Fransız tarihçi Tocqueville Amerika’da Demokrasi kitabında refah içinde oldukları halde Amerikalıların neden bu kadar huzursuz olduklarını sorguluyor ve şunu söylüyordu; “İnsanların doğuştan veya servetleri dolayısıyla sahip oldukları ayrıcalıklar ortadan kalktığında ve ‘her işi her kesimden insan yapabilir’ fikri yaygınlaştığında gayretli bir insan şunu düşünür; artık istediği kariyere istediği yerden başlayabilecek, bu acımasız kaderin kurbanı olmayacaktır. Fakat bu düşünce bir yanılsamadan başka bir şey değildir. Eşitsizlik toplumdaki genel kural olduğunda büyük eşitsizlikler dikkat çekmez. Ancak her şey aşağı yukarı birbirinin dengi olmaya başladığında en ufak farklılıklar bile göze çarpar. İşte tam da bu yüzden demokratik toplumların bolluk içinde yaşayan bireyleri tuhaf bir melankolinin içinde bulur kendini.”
Bu cümleler zenginlik ve fakirliği ‘Tanrı’nın inayeti’ olarak algılayan Ortaçağ zihniyetinden moderniteye geçişte herkese zenginliğin yolunu açan Batı’ya has bir zihinsel devrimi anlatır.
New York’ta Macy’s, Londra’da Selfridge’s, Paris’te Bon Marche gibi mağazaların açılışı işte tam da eskiden sadece soyluların ulaşabildiği malları sıradan insanlara ulaştıran bir sürecin başlangıcıdır Batı’da. Ortaçağda bazı insanların tarla sürdüğü ve diğerlerinin bu sırada ziyafet salonlarında süzülerek gezindiğini sorgulamak, Tanrı’nın gücüne meydan okumak anlamına gelirken, fakirlik ve zenginliğin anlamı artık değişmiştir. Zenginlik, şöhret ve statünün kapısı herkese açılmıştır, bu nedenle kişisel başarı hikâyeleri anlatan kitaplar en çok okunanlar arasına girer.

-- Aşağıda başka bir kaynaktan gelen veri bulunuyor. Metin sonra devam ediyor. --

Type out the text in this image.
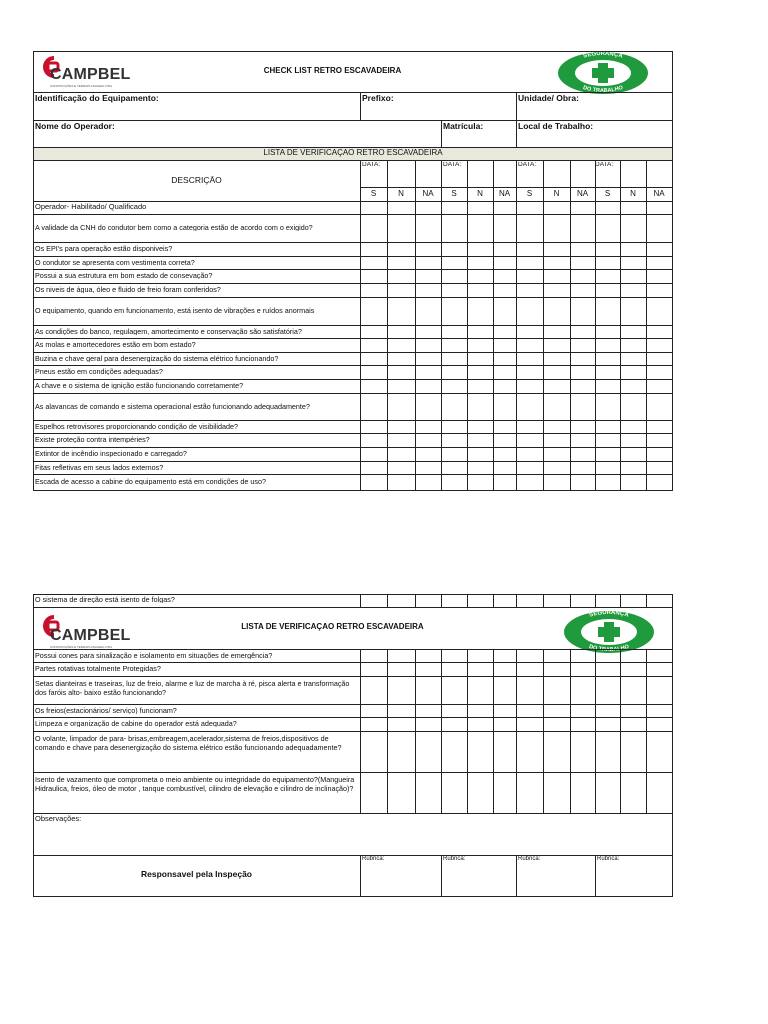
CAMPBEL
CONSTRUÇÕES E TERRAPLANAGEM LTDA
CHECK LIST RETRO ESCAVADEIRA
SEGURANÇA
DO TRABALHO
Identificação do Equipamento:	Prefixo:	Unidade/ Obra:
Nome do Operador:	Matrícula:	Local de Trabalho:
LISTA DE VERIFICAÇÃO RETRO ESCAVADEIRA
DESCRIÇÃO
DATA:	DATA:	DATA:	DATA:
S	N	NA	S	N	NA	S	N	NA	S	N	NA
Operador- Habilitado/ Qualificado
A validade da CNH do condutor bem como a categoria estão de acordo com o exigido?
Os EPI's para operação estão disponiveis?
O condutor se apresenta com vestimenta correta?
Possui a sua estrutura em bom estado de consevação?
Os niveis de água, óleo e fluido de freio foram conferidos?
O equipamento, quando em funcionamento, está isento de vibrações e ruídos anormais
As condições do banco, regulagem, amortecimento e conservação são satisfatória?
As molas e amortecedores estão em bom estado?
Buzina e chave geral para desenergização do sistema elétrico funcionando?
Pneus estão em condições adequadas?
A chave e o sistema de ignição estão funcionando corretamente?
As alavancas de comando e sistema operacional estão funcionando adequadamente?
Espelhos retrovisores proporcionando condição de visibilidade?
Existe proteção contra intempéries?
Extintor de incêndio inspecionado e carregado?
Fitas refletivas em seus lados externos?
Escada de acesso a cabine do equipamento está em condições de uso?
O sistema de direção está isento de folgas?
CAMPBEL
CONSTRUÇÕES E TERRAPLANAGEM LTDA
LISTA DE VERIFICAÇÃO RETRO ESCAVADEIRA
SEGURANÇA
DO TRABALHO
Possui cones para sinalização e isolamento em situações de emergência?
Partes rotativas totalmente Protegidas?
Setas dianteiras e traseiras, luz de freio, alarme e luz de marcha à ré, pisca alerta e transformação dos faróis alto- baixo estão funcionando?
Os freios(estacionários/ serviço) funcionam?
Limpeza e organização de cabine do operador está adequada?
O volante, limpador de para- brisas,embreagem,acelerador,sistema de freios,dispositivos de comando e chave para desenergização do sistema elétrico estão funcionando adequadamente?
Isento de vazamento que comprometa o meio ambiente ou integridade do equipamento?(Mangueira Hidraulica, freios, óleo de motor , tanque combustível, cilindro de elevação e cilindro de inclinação)?
Observações:
Responsavel pela Inspeção
Rubrica:	Rubrica:	Rubrica:	Rubrica:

Batı toplumlarında zenginlik, fakirlik ve statü gibi kodların tarihsel gelişimini popüler bir felsefe diliyle anlatan Alain de Batton şunu söyler; “Aristokrasilerde hizmetçiler genellikle kaderlerini büyük bir nezaketle kabul ediyorlar, kaderlerine karşın ‘yüksek düşüncelerini, sağlam gururlarını ve kendilerine olan saygılarını’ koruyorlardı. Oysa demokratik toplumlarda basın ve kamuoyu sürekli olarak hizmetçilere toplumun en başarılı bireyleri olarak parlayabileceklerini, onların da birer sanayici, hâkim, bilim insanı ya da başkan olabileceklerini ima ediyordu.”
Fakirlik, zenginlik gibi olgular tarih boyunca Hobbes’tan Adam Smith’e, Engels’ten, Marx’a filozofların en çok tartıştığı, siyasal sistemleri belirleyen temel unsur olmuştur. Bu tartışmalar batılı toplumların gündelik hayatına çok da adil bir toplumsal düzen getirememiştir. Batı birtakım normatif düzenlemelerle toplumsal hayatı düzenlemiş olsa da, kapitalist döngüyü çevirmek adına insanlığın değer bazlı tüm ilkeleri ters-yüz edilmiş, intihar, alkolizm ve psikolojik rahatsızlıklar batılı toplumları istila etmiştir.
Ne yazık ki medeniyet dinamikleri, ontolojik duruşu batınınkinden çok farklı da olsa, pratikte Müslüman dünya da bugün bu istiladan kurtulamamıştır. Moderniteye teslim olmuş tüm zihinler gibi zenginlik, fakirlik ve para konusunda sağlam bir zihinsel pusuladan yoksundur.
Yaşadığımız son kazalar da bu pusulasızlığın ürünü değil mi? Son üç ayda Soma maden kazası, asansör cinayeti ve en son Ermenek hadisesinin ortak yanı çok kazanma hırsına kurban edilen ihmaller değil mi? Para, statü, fakirlik ve zenginlik karşısındaki sefil düşünce değil mi? Kurallar ve kanuni düzenlemeler gerekli ama bu kural ve kanunların gerekçesini ve ahlakını içselleştirecek bir bilinç devrimi her şeyden daha önemli. Bu nedenle bugün en temel problemimiz yapmamız gereken bu bilinç devrimi. Zira görünen o ki, bu olmadığı sürece kurallar da işlemiyor.